Ga. Court of Appeals Rules for Insurance Company in UM Coverage Dispute Arising from 2015 Auto Accident

Georgia law requires auto insurance companies to offer “uninsured motorist” (UM) coverage with every new policy. As you probably know, UM coverage provides you with benefits if you are injured by an unknown driver in a “hit and run” accident, or by a known driver who simply lacks sufficient insurance to compensate you for your injuries. By default, your insurer must offer minimum UM coverage of $25,000 per person (or $50,000 per accident), or the level of standard liability coverage, whichever is higher at the time.

You are, of course, free to reject UM coverage when you purchase your insurance policy. The insurance company is required to get this rejection in writing. Once you reject UM coverage, keep in mind the insurer is not required to get a new rejection each year when you renew the policy. In other words, once you reject UM coverage, that rejection may remain in force as long as you keep that same policy.

Hunter v. Progressive Mountain Insurance Company

What if you make changes to an existing policy? Does the insurer have to re-offer UM coverage at that point? A recent decision from the Georgia Court of Appeals, Hunter v. Progressive Mountain Insurance Company addressed this subject. The plaintiffs in this case are a husband and wife who purchased an auto insurance policy from Progressive in 2010. They renewed the policy each year. In 2012, they asked for an increase in their standard coverage limits. Progressive did not offer, nor did the plaintiffs request, an increase in any UM coverage.

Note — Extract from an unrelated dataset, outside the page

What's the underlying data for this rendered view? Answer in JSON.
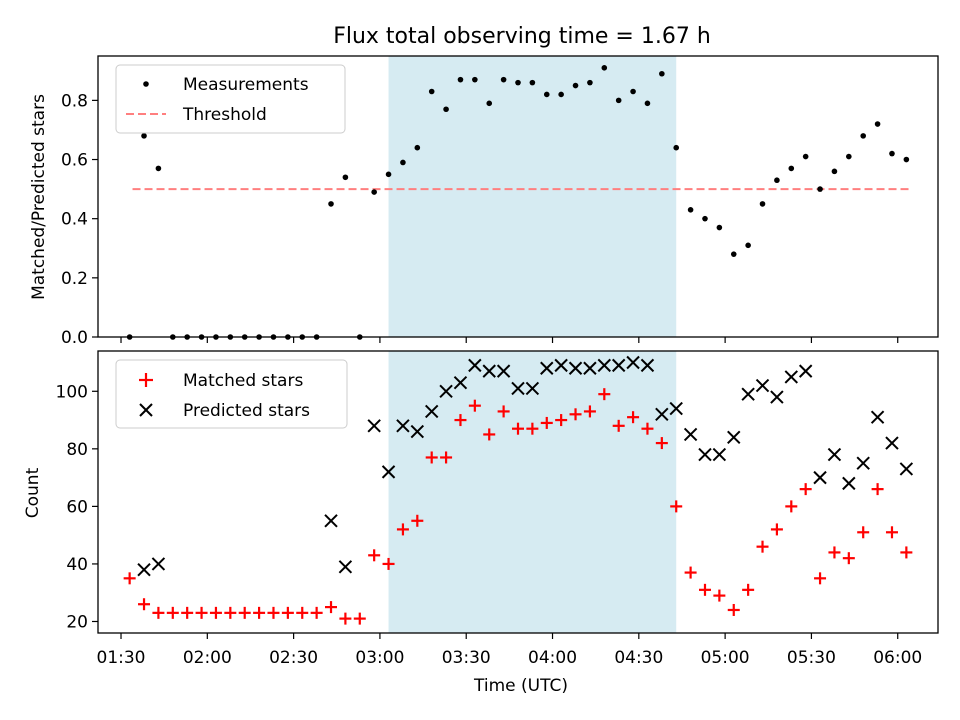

In 2015, the wife sustained injuries in an auto accident. The other driver admitted fault land settled for the limits of their own insurance policy, which was not enough to cover the wife’s medical bills. She therefore sought UM benefits from Progressive.

Progressive claimed the husband signed a waiver of UM coverage, which the plaintiffs disputed. But the question before the Court of Appeals related to a narrower issue: Was Progressive obligated to offer an increase in UM coverage when the plaintiffs decided to raise their liability limits in 2012?

The Court of Appeals said the answer to that question was “no.” For one thing, the plaintiffs never expressly requested such additional coverage. And in any event, the law only required Progressive to offer UM coverage at the time the policy was created and issued, not when it was renewed. The fact the plaintiffs increased their limits on an existing policy did not create a new policy. And there is “nothing in the statute requiring Progressive to re-offer the statutory minimum UM coverage based on a change to an already existing policy.”

The Court of Appeals was careful to explain that based on its understanding of the case, the plaintiffs “elected to decouple the amount of UM coverage from the amount of standard liability coverage.” That is, there was no reason for Progressive to treat a request to increase the standard coverage as also requesting an increase in UM coverage. While it might have been “good business policy” for Progressive to have offered an increase in UM coverage, the Court of Appeals said it was not legally required to do so.